Dans la primaire républicaine, aucun candidat n'a dépassé la barre de 50% des suffrages selon les projections de plusieurs médias américains, donc un second tour sera nécessaire fin mai entre le sénateur sortant John Cornyn, et le candidat trumpiste radical Ken Paxton. Côté démocrate, un vainqueur n'avait pas encore réussi à se dégager dans la soirée, même si le jeune élu James Talarico possédait une certaine avance sur sa rivale, la députée Jasmine Crockett, après les premiers dépouillements.
A quelques mois d'élections de mi-mandat cruciales pour la suite de la seconde présidence Trump, ces primaires doivent fournir de premières tendances sur les messages qui résonnent auprès des électeurs, sur fond de mécontentement persistant sur l'économie et d'interrogations sur le déclenchement de la guerre contre l'Iran.
Un député au passé sulfureux
A droite, le sénateur sortant John Cornyn, 74 ans, figure de l'establishment conservateur, sera de nouveau confronté lors du second tour fin mai à l'actuel procureur général du Texas, Ken Paxton, 63 ans, élu très trumpiste et aux positions radicales – notamment contre le droit à l'avortement. Tous deux se targuent d'être des fidèles du président républicain, qui a refusé d'apporter son soutien à un candidat spécifique, pour le moment.

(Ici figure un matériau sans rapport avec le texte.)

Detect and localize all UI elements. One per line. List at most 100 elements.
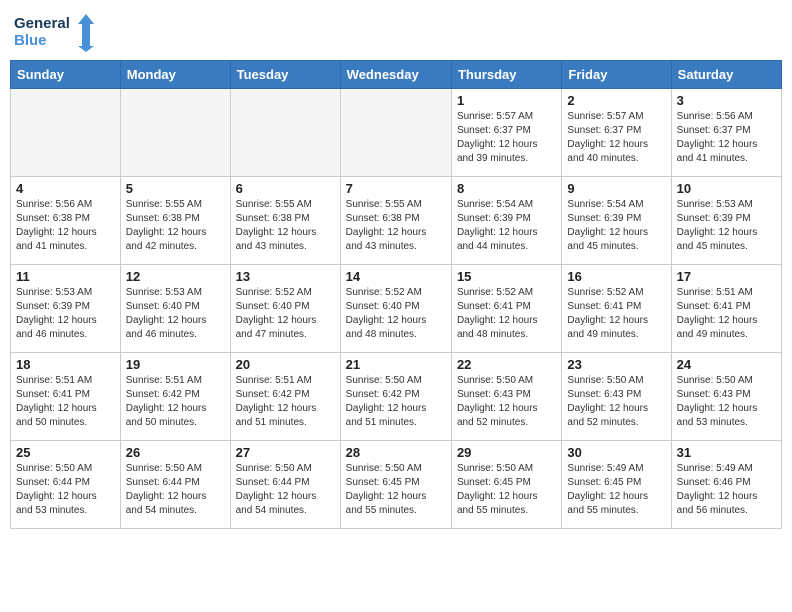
calendar-cell: 12 Sunrise: 5:53 AM Sunset: 6:40 PM Dayli… <box>120 265 230 353</box>
day-number: 7 <box>346 181 446 196</box>
day-number: 8 <box>457 181 556 196</box>
day-info: Sunrise: 5:52 AM Sunset: 6:41 PM Dayligh… <box>457 286 556 342</box>
week-row-2: 4 Sunrise: 5:56 AM Sunset: 6:38 PM Daylig… <box>11 177 782 265</box>
weekday-header-tuesday: Tuesday <box>230 61 340 89</box>
day-number: 6 <box>236 181 335 196</box>
day-info: Sunrise: 5:53 AM Sunset: 6:39 PM Dayligh… <box>16 286 115 342</box>
week-row-3: 11 Sunrise: 5:53 AM Sunset: 6:39 PM Dayli… <box>11 265 782 353</box>
day-info: Sunrise: 5:50 AM Sunset: 6:45 PM Dayligh… <box>346 462 446 518</box>
day-info: Sunrise: 5:51 AM Sunset: 6:41 PM Dayligh… <box>16 374 115 430</box>
weekday-header-friday: Friday <box>562 61 671 89</box>
weekday-header-monday: Monday <box>120 61 230 89</box>
day-info: Sunrise: 5:50 AM Sunset: 6:44 PM Dayligh… <box>126 462 225 518</box>
calendar-cell: 1Sunrise: 5:57 AM Sunset: 6:37 PM Daylig… <box>451 89 561 177</box>
day-number: 28 <box>346 445 446 460</box>
day-info: Sunrise: 5:56 AM Sunset: 6:38 PM Dayligh… <box>16 198 115 254</box>
day-info: Sunrise: 5:50 AM Sunset: 6:42 PM Dayligh… <box>346 374 446 430</box>
calendar-cell: 18 Sunrise: 5:51 AM Sunset: 6:41 PM Dayli… <box>11 353 121 441</box>
day-info: Sunrise: 5:50 AM Sunset: 6:45 PM Dayligh… <box>457 462 556 518</box>
day-number: 21 <box>346 357 446 372</box>
day-number: 13 <box>236 269 335 284</box>
day-number: 30 <box>567 445 665 460</box>
day-info: Sunrise: 5:49 AM Sunset: 6:45 PM Dayligh… <box>567 462 665 518</box>
day-number: 16 <box>567 269 665 284</box>
svg-text:Blue: Blue <box>14 32 47 49</box>
day-number: 26 <box>126 445 225 460</box>
weekday-header-sunday: Sunday <box>11 61 121 89</box>
day-info: Sunrise: 5:52 AM Sunset: 6:40 PM Dayligh… <box>236 286 335 342</box>
page-header: General Blue <box>10 10 782 52</box>
day-info: Sunrise: 5:50 AM Sunset: 6:43 PM Dayligh… <box>457 374 556 430</box>
day-info: Sunrise: 5:53 AM Sunset: 6:39 PM Dayligh… <box>677 198 776 254</box>
calendar-cell: 22 Sunrise: 5:50 AM Sunset: 6:43 PM Dayli… <box>451 353 561 441</box>
day-info: Sunrise: 5:56 AM Sunset: 6:37 PM Dayligh… <box>677 110 776 166</box>
day-number: 23 <box>567 357 665 372</box>
calendar-cell: 7 Sunrise: 5:55 AM Sunset: 6:38 PM Daylig… <box>340 177 451 265</box>
weekday-header-row: SundayMondayTuesdayWednesdayThursdayFrid… <box>11 61 782 89</box>
calendar-table: SundayMondayTuesdayWednesdayThursdayFrid… <box>10 60 782 529</box>
day-info: Sunrise: 5:50 AM Sunset: 6:44 PM Dayligh… <box>16 462 115 518</box>
day-number: 12 <box>126 269 225 284</box>
day-number: 5 <box>126 181 225 196</box>
logo-svg: General Blue <box>14 10 94 52</box>
calendar-cell <box>120 89 230 177</box>
day-number: 29 <box>457 445 556 460</box>
calendar-cell: 21 Sunrise: 5:50 AM Sunset: 6:42 PM Dayli… <box>340 353 451 441</box>
week-row-4: 18 Sunrise: 5:51 AM Sunset: 6:41 PM Dayli… <box>11 353 782 441</box>
day-number: 2 <box>567 93 665 108</box>
day-number: 1 <box>457 93 556 108</box>
day-number: 3 <box>677 93 776 108</box>
day-info: Sunrise: 5:57 AM Sunset: 6:37 PM Dayligh… <box>567 110 665 166</box>
calendar-cell: 8 Sunrise: 5:54 AM Sunset: 6:39 PM Daylig… <box>451 177 561 265</box>
day-info: Sunrise: 5:51 AM Sunset: 6:42 PM Dayligh… <box>126 374 225 430</box>
day-number: 10 <box>677 181 776 196</box>
calendar-cell <box>340 89 451 177</box>
day-number: 22 <box>457 357 556 372</box>
day-info: Sunrise: 5:52 AM Sunset: 6:41 PM Dayligh… <box>567 286 665 342</box>
day-info: Sunrise: 5:51 AM Sunset: 6:41 PM Dayligh… <box>677 286 776 342</box>
calendar-cell: 2 Sunrise: 5:57 AM Sunset: 6:37 PM Daylig… <box>562 89 671 177</box>
day-number: 25 <box>16 445 115 460</box>
day-number: 9 <box>567 181 665 196</box>
calendar-cell: 26 Sunrise: 5:50 AM Sunset: 6:44 PM Dayli… <box>120 441 230 529</box>
day-info: Sunrise: 5:50 AM Sunset: 6:44 PM Dayligh… <box>236 462 335 518</box>
day-info: Sunrise: 5:54 AM Sunset: 6:39 PM Dayligh… <box>457 198 556 254</box>
day-number: 4 <box>16 181 115 196</box>
day-number: 11 <box>16 269 115 284</box>
week-row-5: 25 Sunrise: 5:50 AM Sunset: 6:44 PM Dayli… <box>11 441 782 529</box>
calendar-cell: 9 Sunrise: 5:54 AM Sunset: 6:39 PM Daylig… <box>562 177 671 265</box>
calendar-cell: 5Sunrise: 5:55 AM Sunset: 6:38 PM Daylig… <box>120 177 230 265</box>
calendar-cell: 17Sunrise: 5:51 AM Sunset: 6:41 PM Dayli… <box>671 265 781 353</box>
calendar-cell: 14 Sunrise: 5:52 AM Sunset: 6:40 PM Dayli… <box>340 265 451 353</box>
svg-text:General: General <box>14 15 70 32</box>
calendar-cell: 29 Sunrise: 5:50 AM Sunset: 6:45 PM Dayli… <box>451 441 561 529</box>
calendar-cell: 10 Sunrise: 5:53 AM Sunset: 6:39 PM Dayli… <box>671 177 781 265</box>
week-row-1: 1 Sunrise: 5:57 AM Sunset: 6:37 PM Daylig… <box>11 89 782 177</box>
calendar-cell: 24 Sunrise: 5:50 AM Sunset: 6:43 PM Dayli… <box>671 353 781 441</box>
day-number: 19 <box>126 357 225 372</box>
calendar-cell: 28 Sunrise: 5:50 AM Sunset: 6:45 PM Dayli… <box>340 441 451 529</box>
calendar-cell: 25 Sunrise: 5:50 AM Sunset: 6:44 PM Dayli… <box>11 441 121 529</box>
calendar-cell <box>11 89 121 177</box>
day-number: 20 <box>236 357 335 372</box>
logo: General Blue <box>14 10 94 52</box>
day-info: Sunrise: 5:55 AM Sunset: 6:38 PM Dayligh… <box>346 198 446 254</box>
calendar-cell: 31Sunrise: 5:49 AM Sunset: 6:46 PM Dayli… <box>671 441 781 529</box>
day-info: Sunrise: 5:54 AM Sunset: 6:39 PM Dayligh… <box>567 198 665 254</box>
day-number: 18 <box>16 357 115 372</box>
day-info: Sunrise: 5:50 AM Sunset: 6:43 PM Dayligh… <box>677 374 776 430</box>
weekday-header-wednesday: Wednesday <box>340 61 451 89</box>
day-number: 14 <box>346 269 446 284</box>
day-info: Sunrise: 5:53 AM Sunset: 6:40 PM Dayligh… <box>126 286 225 342</box>
day-info: Sunrise: 5:51 AM Sunset: 6:42 PM Dayligh… <box>236 374 335 430</box>
calendar-cell: 13 Sunrise: 5:52 AM Sunset: 6:40 PM Dayli… <box>230 265 340 353</box>
day-info: Sunrise: 5:50 AM Sunset: 6:43 PM Dayligh… <box>567 374 665 430</box>
weekday-header-saturday: Saturday <box>671 61 781 89</box>
day-number: 24 <box>677 357 776 372</box>
calendar-cell: 3 Sunrise: 5:56 AM Sunset: 6:37 PM Daylig… <box>671 89 781 177</box>
calendar-cell: 30 Sunrise: 5:49 AM Sunset: 6:45 PM Dayli… <box>562 441 671 529</box>
calendar-cell: 4 Sunrise: 5:56 AM Sunset: 6:38 PM Daylig… <box>11 177 121 265</box>
calendar-cell: 19 Sunrise: 5:51 AM Sunset: 6:42 PM Dayli… <box>120 353 230 441</box>
calendar-cell: 6Sunrise: 5:55 AM Sunset: 6:38 PM Daylig… <box>230 177 340 265</box>
day-info: Sunrise: 5:52 AM Sunset: 6:40 PM Dayligh… <box>346 286 446 342</box>
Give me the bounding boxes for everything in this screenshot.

Selon les sondages, Ken Paxton part favori du deuxième tour à venir face à John Cornyn, en raison notamment de sa forte popularité au sein de la base «MAGA» de Donald Trump. Mais certains s'alarment du passif de cet élu ultraconservateur qui avait survécu à une procédure de destitution en 2023, avant un scandale d'adultère l'an dernier menant à un divorce retentissant.
«De nombreux responsables républicains s'inquiètent du fait que si le sénateur Cornyn perd la primaire, un démocrate pourrait être élu au Sénat pour la première fois depuis 1988», a expliqué à l'AFP avant le vote Peter Loge, professeur de communication politique à l'université George Washington.

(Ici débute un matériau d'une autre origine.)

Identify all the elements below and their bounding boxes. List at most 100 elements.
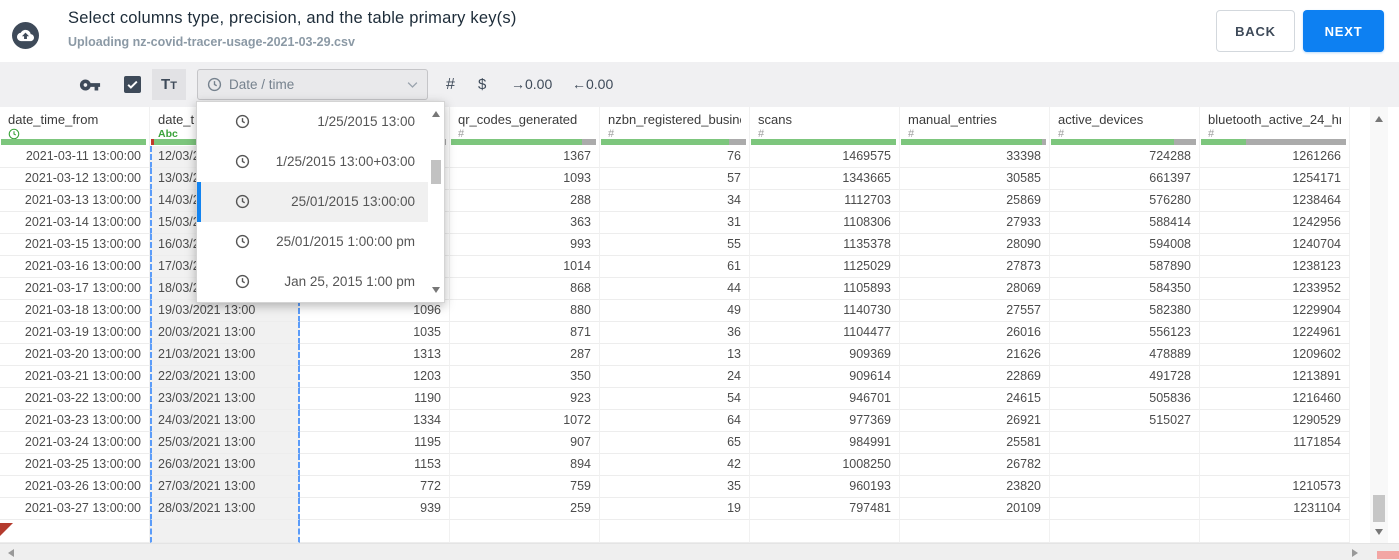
- table-cell[interactable]: 576280: [1050, 190, 1200, 212]
- table-cell[interactable]: 25/03/2021 13:00: [150, 432, 300, 454]
- table-cell[interactable]: 34: [600, 190, 750, 212]
- table-cell[interactable]: 20109: [900, 498, 1050, 520]
- table-cell[interactable]: 1261266: [1200, 146, 1350, 168]
- table-cell[interactable]: 505836: [1050, 388, 1200, 410]
- table-cell[interactable]: 49: [600, 300, 750, 322]
- table-cell[interactable]: 984991: [750, 432, 900, 454]
- next-button[interactable]: NEXT: [1303, 10, 1384, 52]
- table-cell[interactable]: 2021-03-22 13:00:00: [0, 388, 150, 410]
- table-cell[interactable]: 2021-03-13 13:00:00: [0, 190, 150, 212]
- table-cell[interactable]: 1216460: [1200, 388, 1350, 410]
- table-cell[interactable]: 491728: [1050, 366, 1200, 388]
- column-header-bluetooth_active_24_hr_[interactable]: bluetooth_active_24_hr_ #: [1200, 107, 1350, 146]
- table-cell[interactable]: 21626: [900, 344, 1050, 366]
- column-header-date_time_from[interactable]: date_time_from: [0, 107, 150, 146]
- table-cell[interactable]: 27933: [900, 212, 1050, 234]
- table-cell[interactable]: 57: [600, 168, 750, 190]
- scroll-up-icon[interactable]: [1375, 116, 1383, 122]
- table-cell[interactable]: 1231104: [1200, 498, 1350, 520]
- table-cell[interactable]: 946701: [750, 388, 900, 410]
- table-cell[interactable]: 22869: [900, 366, 1050, 388]
- table-cell[interactable]: 1195: [300, 432, 450, 454]
- format-option[interactable]: 1/25/2015 13:00: [197, 102, 444, 142]
- table-cell[interactable]: 28090: [900, 234, 1050, 256]
- table-cell[interactable]: 1135378: [750, 234, 900, 256]
- table-cell[interactable]: 2021-03-23 13:00:00: [0, 410, 150, 432]
- column-header-qr_codes_generated[interactable]: qr_codes_generated #: [450, 107, 600, 146]
- scroll-up-icon[interactable]: [432, 111, 440, 117]
- table-cell[interactable]: 33398: [900, 146, 1050, 168]
- table-cell[interactable]: [1050, 454, 1200, 476]
- table-cell[interactable]: 515027: [1050, 410, 1200, 432]
- table-cell[interactable]: [1200, 454, 1350, 476]
- table-cell[interactable]: 724288: [1050, 146, 1200, 168]
- table-cell[interactable]: 1125029: [750, 256, 900, 278]
- table-cell[interactable]: 2021-03-20 13:00:00: [0, 344, 150, 366]
- table-cell[interactable]: 65: [600, 432, 750, 454]
- text-type-button[interactable]: Tt: [152, 69, 186, 100]
- table-cell[interactable]: 880: [450, 300, 600, 322]
- column-header-nzbn_registered_busine[interactable]: nzbn_registered_busine #: [600, 107, 750, 146]
- table-cell[interactable]: 1213891: [1200, 366, 1350, 388]
- table-cell[interactable]: 1209602: [1200, 344, 1350, 366]
- table-cell[interactable]: 19/03/2021 13:00: [150, 300, 300, 322]
- table-cell[interactable]: 1224961: [1200, 322, 1350, 344]
- table-cell[interactable]: 27557: [900, 300, 1050, 322]
- table-cell[interactable]: 993: [450, 234, 600, 256]
- table-cell[interactable]: 2021-03-26 13:00:00: [0, 476, 150, 498]
- table-cell[interactable]: 1242956: [1200, 212, 1350, 234]
- table-cell[interactable]: 587890: [1050, 256, 1200, 278]
- table-cell[interactable]: 907: [450, 432, 600, 454]
- table-cell[interactable]: 759: [450, 476, 600, 498]
- scroll-right-icon[interactable]: [1352, 549, 1358, 557]
- table-cell[interactable]: 64: [600, 410, 750, 432]
- dropdown-scroll-thumb[interactable]: [431, 160, 441, 184]
- table-cell[interactable]: 30585: [900, 168, 1050, 190]
- primary-key-icon[interactable]: [79, 74, 101, 101]
- table-cell[interactable]: 24: [600, 366, 750, 388]
- table-cell[interactable]: 1190: [300, 388, 450, 410]
- table-cell[interactable]: 2021-03-12 13:00:00: [0, 168, 150, 190]
- table-cell[interactable]: 2021-03-17 13:00:00: [0, 278, 150, 300]
- table-cell[interactable]: 2021-03-18 13:00:00: [0, 300, 150, 322]
- decrease-decimals-button[interactable]: ←0.00: [572, 62, 613, 107]
- increase-decimals-button[interactable]: →0.00: [511, 62, 552, 107]
- table-cell[interactable]: 1233952: [1200, 278, 1350, 300]
- dropdown-scrollbar[interactable]: [428, 102, 444, 302]
- table-cell[interactable]: 909614: [750, 366, 900, 388]
- table-cell[interactable]: 61: [600, 256, 750, 278]
- table-cell[interactable]: 1469575: [750, 146, 900, 168]
- table-cell[interactable]: 797481: [750, 498, 900, 520]
- table-cell[interactable]: 2021-03-25 13:00:00: [0, 454, 150, 476]
- table-cell[interactable]: 923: [450, 388, 600, 410]
- table-cell[interactable]: 20/03/2021 13:00: [150, 322, 300, 344]
- table-cell[interactable]: 28069: [900, 278, 1050, 300]
- table-cell[interactable]: 1072: [450, 410, 600, 432]
- table-cell[interactable]: 556123: [1050, 322, 1200, 344]
- format-option[interactable]: Jan 25, 2015 1:00 pm: [197, 262, 444, 302]
- table-cell[interactable]: 1035: [300, 322, 450, 344]
- table-cell[interactable]: 26016: [900, 322, 1050, 344]
- table-cell[interactable]: 31: [600, 212, 750, 234]
- table-cell[interactable]: 1290529: [1200, 410, 1350, 432]
- table-cell[interactable]: 1104477: [750, 322, 900, 344]
- table-cell[interactable]: 1334: [300, 410, 450, 432]
- table-cell[interactable]: 44: [600, 278, 750, 300]
- table-cell[interactable]: 2021-03-27 13:00:00: [0, 498, 150, 520]
- table-cell[interactable]: 26782: [900, 454, 1050, 476]
- table-cell[interactable]: [1050, 498, 1200, 520]
- table-cell[interactable]: 21/03/2021 13:00: [150, 344, 300, 366]
- column-header-scans[interactable]: scans #: [750, 107, 900, 146]
- table-cell[interactable]: 1254171: [1200, 168, 1350, 190]
- number-type-button[interactable]: #: [446, 62, 455, 107]
- table-cell[interactable]: 2021-03-15 13:00:00: [0, 234, 150, 256]
- table-cell[interactable]: 2021-03-24 13:00:00: [0, 432, 150, 454]
- table-cell[interactable]: 42: [600, 454, 750, 476]
- table-cell[interactable]: 54: [600, 388, 750, 410]
- table-cell[interactable]: 25869: [900, 190, 1050, 212]
- scroll-down-icon[interactable]: [1375, 529, 1383, 535]
- table-cell[interactable]: 1112703: [750, 190, 900, 212]
- table-cell[interactable]: 26921: [900, 410, 1050, 432]
- include-column-checkbox[interactable]: [124, 76, 141, 93]
- table-cell[interactable]: 363: [450, 212, 600, 234]
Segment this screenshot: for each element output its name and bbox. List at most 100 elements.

En novembre, lors d'élections où Donald Trump n'apparaîtra pas sur les bulletins de vote, il pourrait cependant être difficile de parvenir à mobiliser certains électeurs plus trumpistes que républicains. D'où le dilemme du parti, qui doit trouver le meilleur moyen de gagner plus d'un an après le retour du milliardaire à la Maison Blanche, en amenant la base «MAGA» aux urnes, tout en n'effarouchant pas les républicains plus modérés.
Ne pas laisser la Bible à la droite
A gauche, deux visions stratégiques s'opposaient pour deux candidats progressistes. D'un côté, James Talarico, élu au parlement du Texas, a réussi à faire fondre son retard dans les sondages au fil des semaines. Ce pasteur blanc de 36 ans s'est fait connaître ces dernières années grâce à des interviews remarquées sur les terrains conservateurs, affirmant aussi ne pas vouloir laisser l'exclusivité du message de la Bible à la droite.
De l'autre, Jasmine Crockett, députée afro-américaine de 44 ans connue pour son franc-parler, affirme qu'une personnalité de battante comme la sienne est nécessaire pour s'opposer à Donald Trump. Quelle qu'elle soit, la personne qui remportera la victoire côté démocrate aura fort à faire pour détrôner les républicains en novembre, dans un Etat du Texas qui reste largement conservateur.